Digamos que você foi chamado a uma salinha extra vida para deixar instruções referentes ao seu pós-vida. Você vai pra salinha, conversa com alguém responsável pela produção dos acontecimentos. Importante: não há limites financeiros, mas há o limite da coerência. Se você é um profissional liberal, um psicanalista, um escritor normal – tirem daqui os geniais, bestsellers, Academia Brasileira de Letras ou do tipo, um escritor assim que mistura Academia Brasileira de Letra com “do tipo” na mesma frase, por exemplo, um eu da vida -, não vale pensar em velório em Biblioteca, Maracanã, Planetário, pelo amor de Deus, se enxergue. Rita Lee pode, pois genial.

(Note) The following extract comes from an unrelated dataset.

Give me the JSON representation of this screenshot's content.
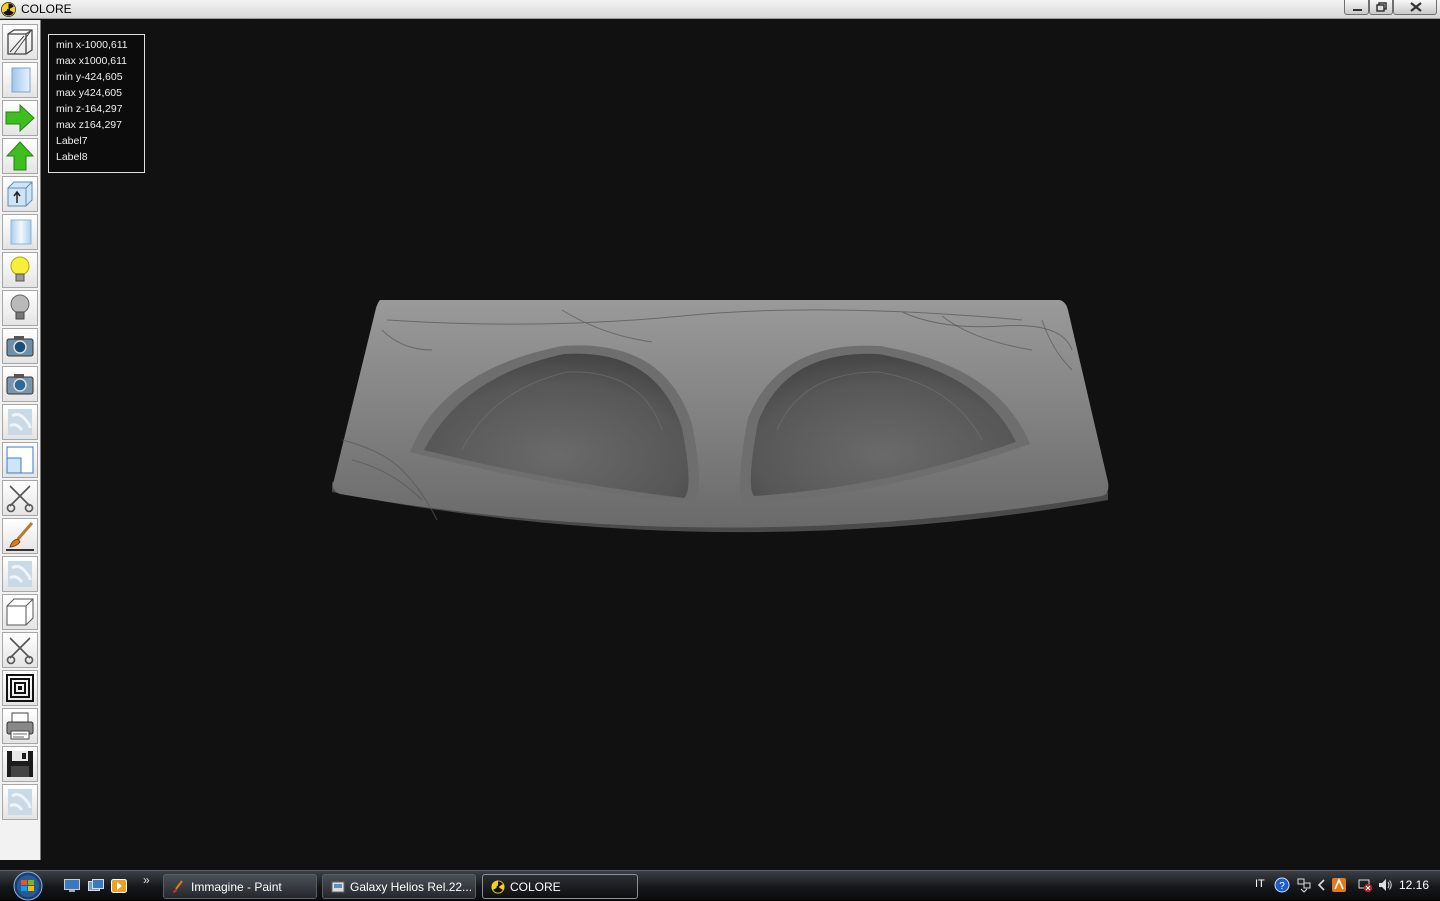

Eu me refiro mais a que roupa, enterro ou cremação?, guarda as cinzas ou joga fora?, no mar de onde? Caixão fechado ou aberto? Vai padre? Vai maquiagem? Tem música? Uma poesiazinha, talvez? Convida-se o povo da escola? Do trabalho? Lanche? Café? Uma pinguinha? Sabe assim? Tu ia dizer o que?

Quando eu era pequena, tinha uma fantasiazinha de velório. Tocava Viver, Amar, Valeu de Gonzaguinha e o povo se acabava de chorar. Mas não era numa caixinha JBL não, certo? Ia ser assim, uma coisa meio espontânea. Alguém dizia “mas a atitude de viver dela era uma extensão do coração, não era?”, aí um outro respondia “sim, muito mais do que um prazer, toda carga da emoção”. Daqui a pouco uns 3 diziam juntos “um encontro com o sonho que só pintava no horizonte…”. Até que
todos cantavam em coro “e abraça e arrebata a gente, é bom dizer VIVER VALEU”.

Lembrei disso porque acabei de ler o poema de James Westcott chamado Quando Marina Abramovic Morrer. Diz assim, “Na ocasião de minha morte, gostaria de receber a seguinte cerimônia memorial: três ataúdes. O primeiro ataúde com o meu corpo real. O segundo ataúde com uma imitação de meu corpo. O terceiro ataúde com uma imitação de meu corpo”. Ela vai contando das pessoas nomeadas para cuidar de cada um deles, de como um irá pra América, um pra Europa e o outro pra Ásia, da cerimônia em Nova Iorque, do banquete com um bolo de marzipã na forma e aparência de seu corpo, da música, de quem vai cantar a música, da proibição de se usar preto.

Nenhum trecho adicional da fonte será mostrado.